Ubah cinta menjadi suara

Para pengamat telah menunjukkan kemerosotan demokrasi yang mengkhawatirkan di Indonesia, namun dugaan masa lalu yang kelam dan kritikan terhadap politik dinasti yang dilancarkan terhadap Prabowo tampaknya tidak terlalu menjadi masalah di kalangan akar rumput, di mana jutaan orang mengidentifikasi diri mereka dengan kepribadian Jokowi yang dianggap rendah hati dan memiliki perhatian pada rakyat jelata di Indonesia.

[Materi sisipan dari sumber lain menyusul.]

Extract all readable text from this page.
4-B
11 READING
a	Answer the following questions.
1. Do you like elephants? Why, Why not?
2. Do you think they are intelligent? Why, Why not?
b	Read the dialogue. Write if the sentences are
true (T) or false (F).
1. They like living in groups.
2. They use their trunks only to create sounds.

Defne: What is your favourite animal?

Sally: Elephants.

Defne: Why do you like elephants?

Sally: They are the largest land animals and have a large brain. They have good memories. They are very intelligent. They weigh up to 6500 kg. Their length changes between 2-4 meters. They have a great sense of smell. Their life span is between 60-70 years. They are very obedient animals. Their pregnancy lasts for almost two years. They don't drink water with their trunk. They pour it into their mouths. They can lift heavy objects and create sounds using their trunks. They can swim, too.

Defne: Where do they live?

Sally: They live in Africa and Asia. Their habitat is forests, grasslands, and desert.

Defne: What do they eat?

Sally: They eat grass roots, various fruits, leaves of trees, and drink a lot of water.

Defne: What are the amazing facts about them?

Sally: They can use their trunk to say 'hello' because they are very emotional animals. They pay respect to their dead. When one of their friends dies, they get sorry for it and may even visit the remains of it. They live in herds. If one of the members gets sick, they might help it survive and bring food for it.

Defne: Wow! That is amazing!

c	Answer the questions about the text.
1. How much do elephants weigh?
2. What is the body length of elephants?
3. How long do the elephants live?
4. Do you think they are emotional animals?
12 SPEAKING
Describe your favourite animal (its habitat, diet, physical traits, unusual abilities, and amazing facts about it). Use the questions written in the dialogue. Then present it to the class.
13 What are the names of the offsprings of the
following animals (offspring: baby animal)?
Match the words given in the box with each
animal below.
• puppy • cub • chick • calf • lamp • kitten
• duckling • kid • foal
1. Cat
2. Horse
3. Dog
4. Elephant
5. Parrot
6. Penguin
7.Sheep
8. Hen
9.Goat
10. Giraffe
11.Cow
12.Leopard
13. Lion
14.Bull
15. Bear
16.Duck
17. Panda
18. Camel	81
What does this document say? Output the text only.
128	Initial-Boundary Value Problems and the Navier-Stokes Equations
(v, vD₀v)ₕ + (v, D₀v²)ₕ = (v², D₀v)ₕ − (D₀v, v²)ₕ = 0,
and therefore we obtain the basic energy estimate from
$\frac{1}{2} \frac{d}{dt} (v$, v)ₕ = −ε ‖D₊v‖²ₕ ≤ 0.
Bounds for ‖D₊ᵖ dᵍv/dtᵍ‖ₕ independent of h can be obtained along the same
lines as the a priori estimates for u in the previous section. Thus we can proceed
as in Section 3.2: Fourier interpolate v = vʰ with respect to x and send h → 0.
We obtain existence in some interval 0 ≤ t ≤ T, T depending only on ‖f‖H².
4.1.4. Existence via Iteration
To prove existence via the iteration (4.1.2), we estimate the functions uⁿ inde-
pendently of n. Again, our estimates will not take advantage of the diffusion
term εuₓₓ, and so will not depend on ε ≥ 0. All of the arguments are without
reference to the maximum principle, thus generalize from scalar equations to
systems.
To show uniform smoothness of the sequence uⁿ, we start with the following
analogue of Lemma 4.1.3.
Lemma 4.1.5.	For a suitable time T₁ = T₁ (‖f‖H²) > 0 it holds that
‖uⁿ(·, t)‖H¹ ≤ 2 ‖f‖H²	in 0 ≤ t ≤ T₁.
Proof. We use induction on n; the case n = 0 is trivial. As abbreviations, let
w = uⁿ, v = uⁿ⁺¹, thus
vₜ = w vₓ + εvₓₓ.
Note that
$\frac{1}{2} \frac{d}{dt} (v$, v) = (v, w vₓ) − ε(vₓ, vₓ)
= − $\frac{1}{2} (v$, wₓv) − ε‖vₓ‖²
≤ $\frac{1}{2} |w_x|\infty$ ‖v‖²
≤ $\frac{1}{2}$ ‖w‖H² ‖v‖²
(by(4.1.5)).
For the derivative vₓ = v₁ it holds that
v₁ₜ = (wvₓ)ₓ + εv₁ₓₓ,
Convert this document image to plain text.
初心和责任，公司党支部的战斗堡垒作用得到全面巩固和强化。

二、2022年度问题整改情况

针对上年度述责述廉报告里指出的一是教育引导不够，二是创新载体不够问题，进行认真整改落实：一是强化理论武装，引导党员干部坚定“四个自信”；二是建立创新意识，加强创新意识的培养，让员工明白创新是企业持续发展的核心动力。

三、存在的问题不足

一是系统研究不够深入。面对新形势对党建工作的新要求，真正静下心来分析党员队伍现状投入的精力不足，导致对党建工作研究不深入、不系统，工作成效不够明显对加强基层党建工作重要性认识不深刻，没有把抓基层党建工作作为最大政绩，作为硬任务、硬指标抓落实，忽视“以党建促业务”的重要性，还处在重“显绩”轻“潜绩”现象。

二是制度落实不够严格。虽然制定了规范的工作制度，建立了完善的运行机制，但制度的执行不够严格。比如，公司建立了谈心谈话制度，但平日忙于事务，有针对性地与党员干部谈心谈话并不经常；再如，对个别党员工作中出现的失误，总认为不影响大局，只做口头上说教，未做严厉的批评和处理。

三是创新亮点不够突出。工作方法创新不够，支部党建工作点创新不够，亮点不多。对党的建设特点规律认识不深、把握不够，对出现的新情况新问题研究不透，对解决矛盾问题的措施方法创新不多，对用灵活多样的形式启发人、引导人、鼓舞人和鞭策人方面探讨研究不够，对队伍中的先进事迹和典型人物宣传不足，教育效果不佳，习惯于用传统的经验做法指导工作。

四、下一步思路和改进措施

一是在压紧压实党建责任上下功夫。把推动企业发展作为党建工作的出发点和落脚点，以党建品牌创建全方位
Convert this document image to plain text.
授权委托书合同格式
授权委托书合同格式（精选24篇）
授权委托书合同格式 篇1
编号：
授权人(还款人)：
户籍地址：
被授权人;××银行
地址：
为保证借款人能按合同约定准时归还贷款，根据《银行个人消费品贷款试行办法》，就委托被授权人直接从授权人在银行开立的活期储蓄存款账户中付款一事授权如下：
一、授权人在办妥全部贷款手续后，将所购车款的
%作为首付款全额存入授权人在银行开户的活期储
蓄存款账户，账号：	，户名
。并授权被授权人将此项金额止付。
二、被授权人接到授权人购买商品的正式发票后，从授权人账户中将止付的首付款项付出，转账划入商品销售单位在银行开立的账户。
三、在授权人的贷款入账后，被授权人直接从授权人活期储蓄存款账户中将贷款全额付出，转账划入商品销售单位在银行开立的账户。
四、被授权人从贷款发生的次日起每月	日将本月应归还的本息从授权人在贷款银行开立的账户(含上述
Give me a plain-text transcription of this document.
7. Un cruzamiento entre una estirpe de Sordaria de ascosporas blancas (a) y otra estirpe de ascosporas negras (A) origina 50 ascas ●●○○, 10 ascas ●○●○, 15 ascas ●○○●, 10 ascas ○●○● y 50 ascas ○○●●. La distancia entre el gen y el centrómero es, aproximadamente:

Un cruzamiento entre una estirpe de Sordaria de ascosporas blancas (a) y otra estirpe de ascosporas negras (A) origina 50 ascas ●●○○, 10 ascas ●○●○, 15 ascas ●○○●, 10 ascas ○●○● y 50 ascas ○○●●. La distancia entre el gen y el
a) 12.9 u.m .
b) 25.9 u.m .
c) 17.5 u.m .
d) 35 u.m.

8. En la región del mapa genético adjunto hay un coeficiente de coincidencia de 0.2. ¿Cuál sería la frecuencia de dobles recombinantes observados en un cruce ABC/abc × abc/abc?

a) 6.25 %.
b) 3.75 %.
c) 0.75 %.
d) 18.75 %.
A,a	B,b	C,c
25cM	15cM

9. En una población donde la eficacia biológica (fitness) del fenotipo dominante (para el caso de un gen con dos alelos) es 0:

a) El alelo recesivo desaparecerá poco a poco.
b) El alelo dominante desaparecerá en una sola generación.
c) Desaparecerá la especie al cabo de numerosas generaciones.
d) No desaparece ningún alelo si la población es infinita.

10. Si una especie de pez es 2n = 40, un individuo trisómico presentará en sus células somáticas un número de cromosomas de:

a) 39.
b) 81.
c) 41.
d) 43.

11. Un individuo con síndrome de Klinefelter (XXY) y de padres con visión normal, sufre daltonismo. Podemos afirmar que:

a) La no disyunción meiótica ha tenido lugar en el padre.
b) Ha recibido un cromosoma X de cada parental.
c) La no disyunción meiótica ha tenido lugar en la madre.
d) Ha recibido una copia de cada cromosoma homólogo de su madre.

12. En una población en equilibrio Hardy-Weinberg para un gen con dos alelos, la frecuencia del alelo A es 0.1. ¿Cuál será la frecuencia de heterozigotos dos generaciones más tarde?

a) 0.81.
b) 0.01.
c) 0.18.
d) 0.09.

Ketika Mahkamah Konstitusi, yang saat itu dipimpin oleh saudara ipar presiden, mengubah aturan batas usia yang memungkinkan Gibran mencalonkan diri sebagai wakil presiden, protes di dunia maya tidak memicu protes massal di jalanan.

Dalam sebulan terakhir, Jokowi telah melakukan perjalanan ke Jawa Tengah sedikitnya tiga kali untuk mendistribusikan bantuan pupuk, beras, dan uang tunai, sehingga menimbulkan pertanyaan tentang netralitasnya.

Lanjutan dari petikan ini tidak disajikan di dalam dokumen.